I'm rewriting the problem so I'm not just asking for homework help, but I was studying for a test on logic and this problem came up:
Define an indexed family of sets $\{A_i\}_{i\in\mathbb{N}}$ where $A_i\subseteq\mathbb{N}$ for all $i\in\mathbb{N}$ that satisfies the following properties:
1. Every natural number is in at least one of the sets -> $(\forall n\in\mathbb{N})(\exists i \in \mathbb{N})(n\in A_i)$
2. None of the sets are equal to $\mathbb{N}$ -> $(\forall i\in\mathbb{N})(\exists n\in\mathbb{N})(n\not\in A_i)$
3. None of the sets have an upper bound -> $(\forall i \in \mathbb{N})(\forall m \in \mathbb{N})(\exists n\in\mathbb{N})(n > m \wedge n\in A_i)$
4. One of the sets is a strict subset of every other one -> $(\exists j\in\mathbb{N})(\forall i\in\mathbb{N})(i\neq j \rightarrow A_j\subsetneq A_i)$
I've been working on this for a good half hour. Does anybody know of a set that will fit those criteria?
Idea : take $A_1$ the set of all primes (which is unbounded). Takes $A_2$ the union of $A_1$ and the set of all primes times $2$. Takes $A_3$ to be the union of $A_1$ and the set of all primes times $3$. And so on for $A_k$.
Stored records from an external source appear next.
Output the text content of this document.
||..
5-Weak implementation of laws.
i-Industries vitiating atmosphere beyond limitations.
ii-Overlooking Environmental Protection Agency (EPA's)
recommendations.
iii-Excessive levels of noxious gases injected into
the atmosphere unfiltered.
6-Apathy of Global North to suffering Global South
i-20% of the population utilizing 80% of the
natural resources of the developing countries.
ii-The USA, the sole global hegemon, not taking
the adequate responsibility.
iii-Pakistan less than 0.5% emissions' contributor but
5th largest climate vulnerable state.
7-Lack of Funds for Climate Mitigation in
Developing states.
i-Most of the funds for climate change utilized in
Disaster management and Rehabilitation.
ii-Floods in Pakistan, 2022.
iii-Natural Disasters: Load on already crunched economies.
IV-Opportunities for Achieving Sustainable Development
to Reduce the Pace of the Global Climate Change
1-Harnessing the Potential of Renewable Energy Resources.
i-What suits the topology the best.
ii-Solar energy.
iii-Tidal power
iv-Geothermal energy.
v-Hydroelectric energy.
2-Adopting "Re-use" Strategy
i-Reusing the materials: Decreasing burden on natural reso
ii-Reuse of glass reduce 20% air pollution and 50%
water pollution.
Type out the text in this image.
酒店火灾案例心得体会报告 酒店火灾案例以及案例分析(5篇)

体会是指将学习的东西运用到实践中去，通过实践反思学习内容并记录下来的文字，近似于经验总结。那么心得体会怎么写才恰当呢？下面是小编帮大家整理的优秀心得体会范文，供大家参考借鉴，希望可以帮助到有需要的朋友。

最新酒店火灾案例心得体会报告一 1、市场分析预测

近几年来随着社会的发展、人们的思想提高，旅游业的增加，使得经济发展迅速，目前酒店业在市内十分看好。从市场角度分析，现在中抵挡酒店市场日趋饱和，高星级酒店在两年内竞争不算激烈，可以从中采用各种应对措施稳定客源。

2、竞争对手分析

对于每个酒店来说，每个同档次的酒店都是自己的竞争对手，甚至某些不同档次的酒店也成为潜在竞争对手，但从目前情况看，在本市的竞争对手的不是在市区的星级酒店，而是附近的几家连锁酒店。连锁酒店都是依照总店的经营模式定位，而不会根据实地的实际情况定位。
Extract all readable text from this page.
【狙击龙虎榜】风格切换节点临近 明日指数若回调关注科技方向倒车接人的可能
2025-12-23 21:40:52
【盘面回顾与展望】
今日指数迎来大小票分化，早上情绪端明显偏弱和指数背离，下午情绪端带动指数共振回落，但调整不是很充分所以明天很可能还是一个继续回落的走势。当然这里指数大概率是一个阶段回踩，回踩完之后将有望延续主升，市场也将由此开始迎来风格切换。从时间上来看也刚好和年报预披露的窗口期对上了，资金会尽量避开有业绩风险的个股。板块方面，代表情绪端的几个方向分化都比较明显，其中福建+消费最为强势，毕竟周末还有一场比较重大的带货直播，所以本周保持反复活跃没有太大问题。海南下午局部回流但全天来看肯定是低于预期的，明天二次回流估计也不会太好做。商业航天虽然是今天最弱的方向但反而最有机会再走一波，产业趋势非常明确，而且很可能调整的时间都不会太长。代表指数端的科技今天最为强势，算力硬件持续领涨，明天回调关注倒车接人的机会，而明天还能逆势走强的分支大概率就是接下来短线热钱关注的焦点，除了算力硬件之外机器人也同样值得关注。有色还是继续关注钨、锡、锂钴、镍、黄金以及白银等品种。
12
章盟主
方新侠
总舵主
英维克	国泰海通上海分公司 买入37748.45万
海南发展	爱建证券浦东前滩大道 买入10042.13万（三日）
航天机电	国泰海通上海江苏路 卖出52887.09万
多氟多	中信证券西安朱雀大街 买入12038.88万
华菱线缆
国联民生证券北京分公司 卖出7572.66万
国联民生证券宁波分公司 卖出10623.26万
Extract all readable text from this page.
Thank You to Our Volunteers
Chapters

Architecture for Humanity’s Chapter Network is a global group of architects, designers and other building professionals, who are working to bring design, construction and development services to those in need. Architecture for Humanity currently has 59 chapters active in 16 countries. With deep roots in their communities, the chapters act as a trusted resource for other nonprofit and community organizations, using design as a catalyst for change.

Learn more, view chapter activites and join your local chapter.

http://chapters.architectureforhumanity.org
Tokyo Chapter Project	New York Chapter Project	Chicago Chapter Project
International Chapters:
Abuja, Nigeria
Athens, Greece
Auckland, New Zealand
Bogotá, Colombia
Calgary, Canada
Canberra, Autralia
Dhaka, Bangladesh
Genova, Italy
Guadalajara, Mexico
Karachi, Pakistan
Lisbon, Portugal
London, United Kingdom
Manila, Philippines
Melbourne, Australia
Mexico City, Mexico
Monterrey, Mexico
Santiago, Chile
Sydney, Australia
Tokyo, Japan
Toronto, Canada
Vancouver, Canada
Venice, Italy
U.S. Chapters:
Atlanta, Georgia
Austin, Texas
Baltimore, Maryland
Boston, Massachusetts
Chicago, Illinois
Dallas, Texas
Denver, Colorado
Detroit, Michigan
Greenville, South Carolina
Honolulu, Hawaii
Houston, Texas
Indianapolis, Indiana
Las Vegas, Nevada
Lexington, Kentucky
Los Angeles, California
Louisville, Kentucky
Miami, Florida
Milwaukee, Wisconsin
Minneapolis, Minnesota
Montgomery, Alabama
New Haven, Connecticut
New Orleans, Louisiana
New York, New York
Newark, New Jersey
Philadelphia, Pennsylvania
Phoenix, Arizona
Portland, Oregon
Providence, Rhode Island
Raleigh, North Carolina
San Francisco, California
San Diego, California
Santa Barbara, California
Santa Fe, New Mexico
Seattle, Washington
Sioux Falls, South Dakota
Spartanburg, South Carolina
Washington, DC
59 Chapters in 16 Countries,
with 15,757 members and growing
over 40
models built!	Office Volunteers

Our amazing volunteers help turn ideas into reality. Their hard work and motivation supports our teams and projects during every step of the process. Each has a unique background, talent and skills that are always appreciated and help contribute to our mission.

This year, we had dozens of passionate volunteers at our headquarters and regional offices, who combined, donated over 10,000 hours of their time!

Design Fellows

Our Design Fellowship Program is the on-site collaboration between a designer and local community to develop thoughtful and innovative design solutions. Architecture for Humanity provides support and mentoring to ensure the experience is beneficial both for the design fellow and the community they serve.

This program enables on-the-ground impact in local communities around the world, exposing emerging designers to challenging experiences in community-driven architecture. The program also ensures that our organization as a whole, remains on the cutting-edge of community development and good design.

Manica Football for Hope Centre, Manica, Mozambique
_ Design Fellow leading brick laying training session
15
By prime decomposition, every natural number $n$ is in $A_{n/p}$ for some prime $p$. Obviously by construction, $A_1$ is a proper subset of any $A_k$ for $k\ne 1$. Since $A_1$ is unbounded, so are the $A_k$'s. And no set are equal to $\mathbb N$. Consider $A_k$ and consider a prime $p > k$. Then $p^2 \cdot k \not \in A_k$.